If you are a mainstream political pundit, you will argue how poll strategist Prashant Kishore is all set to score a hat trick in the UP assembly elections. He helped Narendra Modi win a historic mandate in 2014. In 2015, he persuaded acrimonious foes Nitish Kumar and Lalu Prasad Yadav to join hands for the Bihar assembly elections. He even convinced the Congress to become a junior partner in the alliance. It inflicted a resounding defeat on the BJP. And now, he seems to have played matchmaker to Akhikesh Yadav and Rahul Gandhi for the ongoing UP seemly elections. Many analysts are predicting a big win for this new alliance. We will all know when counting begins on March 11th.
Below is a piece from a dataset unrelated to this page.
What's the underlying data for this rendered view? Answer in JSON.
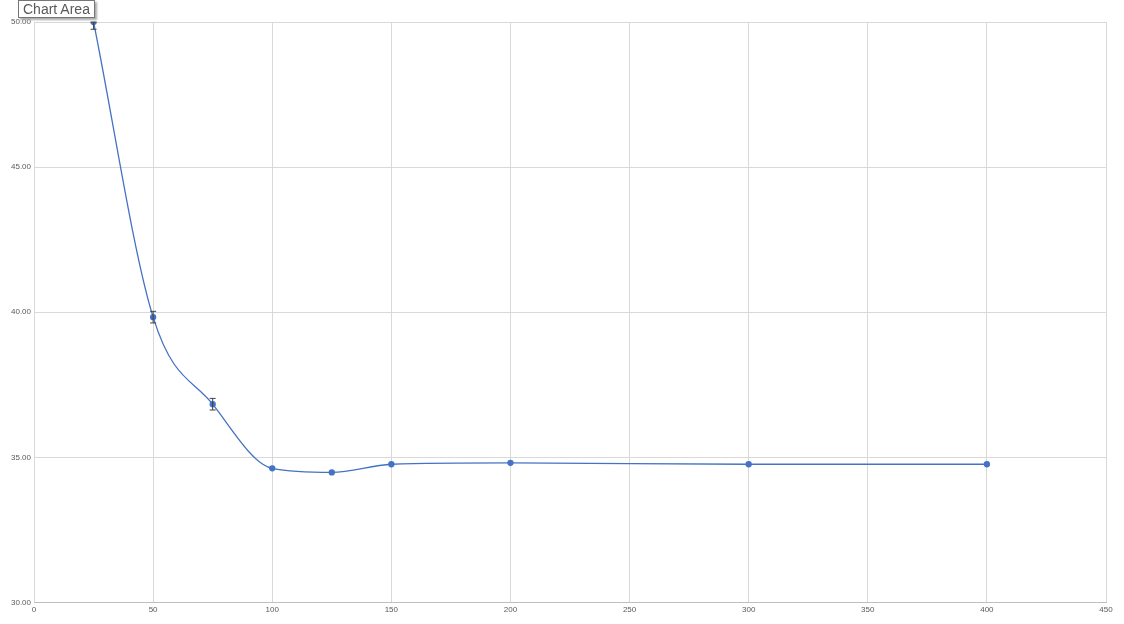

But what no one seems to be discussing is what happens to the Congress in 2019 when it hopes to dislodge Modi. The cruel fact is: while it has become a part of the government in Bihar and could become a part in UP, it has condemned itself to becoming a bit player in future political stakes. In fact, most journalists and pundits who share a dislike for the "communal" BJP and a visceral dislike of Modi are forgetting recent history while going ga ga over the Rahul-Akhikesh combine. In the 2016 assembly elections, the CPM in West Bengal and the DMK in Tamil Nadu paid a heavy price for tying up with the Congress. The Congress completely failed to transfer any votes to the two parties. Strategists of both the DMK and the CPM now admit it was a blunder to ally with the party. Also don't forget that unlike Bihar which was a two way fight, the BSP makes it a three way contest in UP.
That apart, look at the numbers. Bihar and UP together ha e 120 Lok Sabha seats. By agreeing to be a junior partner in them, the best the party can hope in 2019 is to contest about 25 seats and win about 15 if it is very, very lucky. From where else will Congress manage enough victories to cross at least 150 seats? In the east starting with Assam and ending in Tamil Nadu with West Bengal, Odisha and Andhra Pradesh in between, the best it can hope is to win about 15 out of the 150 seats on offer. Effectively, the Congress can at best hope to win 30 out of 270 seats. It must win at least 130 of the remaining 270 odd seats. You can safely predict even today that it cannot hope to win more than 10 out of the 28 seats on offer in Karnataka. Out of the 48 seats on offer in Maharashtra, even Congress leaders admit that it will do exceedingly well to win 20. We get to a Congress tally of 60 seats, out of almost 350 seats on offer.
It's best hopes lie in riding on anti incumbency and breaching BJP bastions in Chhattisgrah, Jharkhand, Madhya Pradesh, Gujarat and Rajasthan which together send 105 Lok Sabha MPs. It can also do very well in Punjab and Haryana which offer about 25 seats. But even if anti incumbency sentiments against the BJP are very high, does the Congress stand any chance of sweeping these BJP bastions? Congress sympathizers can claim that anything is possible in Indian politics; but for objective analysts, that looks like a pipe dream at the moment. So even if Modi and the BJP completely lose the plot between now and 2019, the most probably tally for the Congress could be 100.
Even that appears to be a tall order at the moment.